Berte replaces Sidney Abrams, a Napa health insurance and pension consultant who was appointed four years ago by former Gov. Gray Davis. Abrams said he didn’t want to stay on the board because of his disagreement with Schwarzenegger over restructuring the state’s pension system.

In his State of the State speech Jan. 5, the governor proposed changing the retirement program for the state’s public employees and teachers from a defined-benefit plan, which guarantees fixed monthly payments, to a defined-contribution plan, much like private 401(k) programs that invest in the stock, bond and real estate markets.

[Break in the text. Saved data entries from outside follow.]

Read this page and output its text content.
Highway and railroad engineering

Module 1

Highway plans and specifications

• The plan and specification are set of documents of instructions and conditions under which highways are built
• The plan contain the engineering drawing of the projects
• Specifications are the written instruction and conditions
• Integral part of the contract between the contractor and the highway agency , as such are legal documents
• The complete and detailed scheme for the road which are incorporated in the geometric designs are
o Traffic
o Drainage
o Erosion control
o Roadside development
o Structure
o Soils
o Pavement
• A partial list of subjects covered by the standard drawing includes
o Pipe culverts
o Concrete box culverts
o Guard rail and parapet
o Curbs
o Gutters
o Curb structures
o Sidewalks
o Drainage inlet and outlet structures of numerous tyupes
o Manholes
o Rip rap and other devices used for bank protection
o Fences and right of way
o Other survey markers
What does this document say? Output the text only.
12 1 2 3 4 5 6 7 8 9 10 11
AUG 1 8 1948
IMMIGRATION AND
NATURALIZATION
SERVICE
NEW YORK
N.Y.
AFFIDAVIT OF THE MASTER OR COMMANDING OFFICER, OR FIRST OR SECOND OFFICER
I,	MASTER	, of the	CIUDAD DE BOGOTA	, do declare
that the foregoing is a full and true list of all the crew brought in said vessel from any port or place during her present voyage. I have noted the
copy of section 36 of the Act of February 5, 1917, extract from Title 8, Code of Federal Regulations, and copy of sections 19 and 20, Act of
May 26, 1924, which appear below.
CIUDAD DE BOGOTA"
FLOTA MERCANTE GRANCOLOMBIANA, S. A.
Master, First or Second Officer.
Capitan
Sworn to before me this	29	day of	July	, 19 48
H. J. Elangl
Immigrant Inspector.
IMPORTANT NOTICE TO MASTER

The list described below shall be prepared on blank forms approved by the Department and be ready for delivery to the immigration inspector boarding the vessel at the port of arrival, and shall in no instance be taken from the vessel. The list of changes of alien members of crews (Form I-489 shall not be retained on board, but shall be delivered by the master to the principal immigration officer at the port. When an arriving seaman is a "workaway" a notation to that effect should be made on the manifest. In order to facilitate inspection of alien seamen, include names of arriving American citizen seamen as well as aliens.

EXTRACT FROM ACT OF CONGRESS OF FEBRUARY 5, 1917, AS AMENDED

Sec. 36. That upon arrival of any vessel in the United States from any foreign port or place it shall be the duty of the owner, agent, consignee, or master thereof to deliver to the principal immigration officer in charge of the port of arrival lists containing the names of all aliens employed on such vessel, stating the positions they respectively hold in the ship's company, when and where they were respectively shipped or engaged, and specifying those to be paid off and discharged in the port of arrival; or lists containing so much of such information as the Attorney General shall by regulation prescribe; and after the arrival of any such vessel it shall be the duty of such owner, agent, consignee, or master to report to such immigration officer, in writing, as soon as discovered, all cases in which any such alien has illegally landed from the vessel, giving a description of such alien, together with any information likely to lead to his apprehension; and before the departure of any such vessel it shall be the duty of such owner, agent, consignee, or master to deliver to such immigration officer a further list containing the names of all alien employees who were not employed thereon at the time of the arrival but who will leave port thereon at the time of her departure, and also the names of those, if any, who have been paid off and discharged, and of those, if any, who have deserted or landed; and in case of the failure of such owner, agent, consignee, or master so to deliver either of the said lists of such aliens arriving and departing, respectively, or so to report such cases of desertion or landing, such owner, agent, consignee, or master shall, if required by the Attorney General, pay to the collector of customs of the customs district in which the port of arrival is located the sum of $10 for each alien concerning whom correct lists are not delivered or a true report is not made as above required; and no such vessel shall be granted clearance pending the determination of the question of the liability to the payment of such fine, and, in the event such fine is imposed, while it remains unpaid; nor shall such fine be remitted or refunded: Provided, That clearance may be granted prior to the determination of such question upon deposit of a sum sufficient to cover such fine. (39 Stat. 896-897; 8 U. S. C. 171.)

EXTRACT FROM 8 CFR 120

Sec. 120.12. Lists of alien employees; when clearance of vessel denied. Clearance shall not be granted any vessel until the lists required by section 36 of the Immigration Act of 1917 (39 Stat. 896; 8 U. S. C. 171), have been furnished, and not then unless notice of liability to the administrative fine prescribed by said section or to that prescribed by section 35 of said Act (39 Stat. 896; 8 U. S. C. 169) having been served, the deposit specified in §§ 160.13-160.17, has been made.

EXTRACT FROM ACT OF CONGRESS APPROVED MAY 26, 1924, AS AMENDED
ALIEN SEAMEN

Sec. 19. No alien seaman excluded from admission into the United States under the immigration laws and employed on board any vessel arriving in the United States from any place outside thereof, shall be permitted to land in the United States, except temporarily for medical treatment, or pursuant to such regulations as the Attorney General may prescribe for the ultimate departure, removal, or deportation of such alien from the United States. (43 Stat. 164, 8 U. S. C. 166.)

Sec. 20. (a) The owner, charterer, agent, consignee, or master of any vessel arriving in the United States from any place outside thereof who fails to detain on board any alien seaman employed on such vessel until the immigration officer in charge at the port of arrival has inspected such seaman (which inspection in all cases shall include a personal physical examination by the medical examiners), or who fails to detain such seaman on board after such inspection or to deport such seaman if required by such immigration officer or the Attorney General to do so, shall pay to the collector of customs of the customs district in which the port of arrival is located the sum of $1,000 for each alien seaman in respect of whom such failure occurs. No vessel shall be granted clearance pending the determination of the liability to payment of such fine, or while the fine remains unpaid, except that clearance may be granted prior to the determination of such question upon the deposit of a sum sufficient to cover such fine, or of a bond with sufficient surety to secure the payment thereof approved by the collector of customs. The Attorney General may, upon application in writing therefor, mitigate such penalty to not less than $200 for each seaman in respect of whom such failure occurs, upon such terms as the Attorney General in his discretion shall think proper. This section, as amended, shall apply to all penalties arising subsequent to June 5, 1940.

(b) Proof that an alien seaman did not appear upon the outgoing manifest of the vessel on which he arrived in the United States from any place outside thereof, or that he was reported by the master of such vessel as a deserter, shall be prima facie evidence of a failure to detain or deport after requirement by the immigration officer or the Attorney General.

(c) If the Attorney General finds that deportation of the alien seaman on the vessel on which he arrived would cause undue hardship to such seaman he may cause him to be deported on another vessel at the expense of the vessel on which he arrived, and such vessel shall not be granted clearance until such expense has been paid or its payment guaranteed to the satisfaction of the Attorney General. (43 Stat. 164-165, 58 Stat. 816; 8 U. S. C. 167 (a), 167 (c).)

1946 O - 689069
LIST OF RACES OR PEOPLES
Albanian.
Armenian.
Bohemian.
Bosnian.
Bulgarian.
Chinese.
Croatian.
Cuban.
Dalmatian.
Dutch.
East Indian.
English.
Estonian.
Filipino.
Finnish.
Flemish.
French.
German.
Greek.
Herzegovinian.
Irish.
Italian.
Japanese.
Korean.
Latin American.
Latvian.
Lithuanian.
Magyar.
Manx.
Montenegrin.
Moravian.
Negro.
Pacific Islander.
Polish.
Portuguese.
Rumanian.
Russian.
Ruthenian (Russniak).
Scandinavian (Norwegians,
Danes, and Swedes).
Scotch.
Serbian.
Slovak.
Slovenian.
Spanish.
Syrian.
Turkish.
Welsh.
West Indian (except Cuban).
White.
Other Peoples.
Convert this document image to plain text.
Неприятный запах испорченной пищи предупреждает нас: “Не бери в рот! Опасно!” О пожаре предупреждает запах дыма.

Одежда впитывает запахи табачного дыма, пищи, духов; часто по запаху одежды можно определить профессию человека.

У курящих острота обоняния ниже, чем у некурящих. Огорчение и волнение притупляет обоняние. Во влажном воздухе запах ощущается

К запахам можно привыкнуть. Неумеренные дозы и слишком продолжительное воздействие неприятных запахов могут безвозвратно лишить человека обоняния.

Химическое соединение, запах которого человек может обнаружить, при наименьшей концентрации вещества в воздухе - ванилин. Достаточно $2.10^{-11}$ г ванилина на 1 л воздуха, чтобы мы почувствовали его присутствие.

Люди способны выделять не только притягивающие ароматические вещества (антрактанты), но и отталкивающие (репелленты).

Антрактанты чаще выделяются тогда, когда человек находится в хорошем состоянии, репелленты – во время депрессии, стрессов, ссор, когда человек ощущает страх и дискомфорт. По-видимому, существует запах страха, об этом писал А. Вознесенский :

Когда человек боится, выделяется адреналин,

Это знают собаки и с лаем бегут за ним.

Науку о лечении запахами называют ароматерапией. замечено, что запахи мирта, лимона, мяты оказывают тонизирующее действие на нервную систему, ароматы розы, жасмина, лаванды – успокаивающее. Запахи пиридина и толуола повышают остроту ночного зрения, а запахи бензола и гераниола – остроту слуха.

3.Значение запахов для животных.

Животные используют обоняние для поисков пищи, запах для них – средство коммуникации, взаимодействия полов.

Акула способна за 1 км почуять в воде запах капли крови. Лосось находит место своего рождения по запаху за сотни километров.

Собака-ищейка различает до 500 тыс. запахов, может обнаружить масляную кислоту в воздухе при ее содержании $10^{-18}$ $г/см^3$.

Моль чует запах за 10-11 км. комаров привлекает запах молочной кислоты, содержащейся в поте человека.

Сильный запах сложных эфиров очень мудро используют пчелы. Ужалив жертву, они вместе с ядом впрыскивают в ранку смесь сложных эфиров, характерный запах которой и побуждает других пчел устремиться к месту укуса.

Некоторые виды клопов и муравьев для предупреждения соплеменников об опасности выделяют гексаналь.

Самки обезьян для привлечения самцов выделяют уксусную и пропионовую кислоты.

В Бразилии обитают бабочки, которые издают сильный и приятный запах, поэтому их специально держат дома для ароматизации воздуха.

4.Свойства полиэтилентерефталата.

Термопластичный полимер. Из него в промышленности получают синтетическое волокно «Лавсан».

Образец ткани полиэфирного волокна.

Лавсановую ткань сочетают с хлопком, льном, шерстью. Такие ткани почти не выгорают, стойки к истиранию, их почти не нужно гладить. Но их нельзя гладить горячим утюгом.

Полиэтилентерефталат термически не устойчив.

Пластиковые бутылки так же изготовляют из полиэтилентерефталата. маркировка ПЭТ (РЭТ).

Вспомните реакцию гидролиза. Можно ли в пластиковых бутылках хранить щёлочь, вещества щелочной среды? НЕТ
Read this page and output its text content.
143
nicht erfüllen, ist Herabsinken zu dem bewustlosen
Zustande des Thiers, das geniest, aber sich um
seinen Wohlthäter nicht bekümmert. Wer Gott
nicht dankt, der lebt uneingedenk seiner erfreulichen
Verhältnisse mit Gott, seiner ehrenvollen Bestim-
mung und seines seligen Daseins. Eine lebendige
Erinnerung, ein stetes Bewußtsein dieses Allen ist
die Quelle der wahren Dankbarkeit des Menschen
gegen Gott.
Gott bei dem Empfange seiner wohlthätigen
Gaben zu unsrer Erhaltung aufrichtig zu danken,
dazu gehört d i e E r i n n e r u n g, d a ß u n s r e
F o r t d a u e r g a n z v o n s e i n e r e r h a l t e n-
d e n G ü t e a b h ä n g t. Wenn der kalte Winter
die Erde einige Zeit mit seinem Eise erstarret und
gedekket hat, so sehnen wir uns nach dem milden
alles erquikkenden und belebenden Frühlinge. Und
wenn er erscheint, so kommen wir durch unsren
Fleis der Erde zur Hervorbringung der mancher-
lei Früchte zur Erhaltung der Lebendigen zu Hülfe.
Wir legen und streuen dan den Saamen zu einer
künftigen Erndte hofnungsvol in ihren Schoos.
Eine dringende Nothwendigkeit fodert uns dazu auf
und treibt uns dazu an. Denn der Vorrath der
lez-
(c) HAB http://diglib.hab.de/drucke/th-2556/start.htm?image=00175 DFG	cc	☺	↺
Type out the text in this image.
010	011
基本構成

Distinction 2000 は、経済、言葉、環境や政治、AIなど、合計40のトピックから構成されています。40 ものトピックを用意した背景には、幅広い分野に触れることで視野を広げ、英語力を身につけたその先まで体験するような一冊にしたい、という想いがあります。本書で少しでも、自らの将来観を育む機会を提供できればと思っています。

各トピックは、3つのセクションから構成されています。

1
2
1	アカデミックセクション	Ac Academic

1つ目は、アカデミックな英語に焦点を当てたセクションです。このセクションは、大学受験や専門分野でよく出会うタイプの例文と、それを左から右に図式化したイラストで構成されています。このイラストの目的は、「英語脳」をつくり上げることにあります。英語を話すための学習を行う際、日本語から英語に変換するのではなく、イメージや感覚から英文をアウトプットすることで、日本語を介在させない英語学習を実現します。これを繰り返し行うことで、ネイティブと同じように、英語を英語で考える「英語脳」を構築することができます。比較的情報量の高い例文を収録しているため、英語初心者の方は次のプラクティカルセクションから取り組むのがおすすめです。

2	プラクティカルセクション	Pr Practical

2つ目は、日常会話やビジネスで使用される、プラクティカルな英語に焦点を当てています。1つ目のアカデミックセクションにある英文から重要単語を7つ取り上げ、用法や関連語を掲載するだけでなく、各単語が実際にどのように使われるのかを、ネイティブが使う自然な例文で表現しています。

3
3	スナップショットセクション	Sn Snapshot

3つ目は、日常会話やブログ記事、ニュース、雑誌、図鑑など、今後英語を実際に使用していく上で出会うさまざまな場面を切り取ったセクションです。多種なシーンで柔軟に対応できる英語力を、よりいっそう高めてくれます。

Schwarzenegger contends that California can’t afford to continue offering lifetime pensions for public sector employees.

Feckner has already gone on record opposing the Schwarzenegger initiative as “a slapdash effort ... that will be disastrous for everyone.”

Harvey Rosenfield, the author of the landmark Proposition 103 auto insurance initiative who often jousted with Berte in the late 1980s and early 1990s, said he expected her to support the governor’s proposed pension changes, as well as business’ efforts to sidetrack CalPERS’ corporate governance activism.

“They would like to eliminate CalPERS as a force for control of the corporate community,” he said.

Advertisement

But Berte’s colleagues in the insurance industry praised her energy and intellect.

“She’s not a person who just follows what anybody tells her to do,” said Dan Dunmoyer, president of the Personal Insurance Federation of California.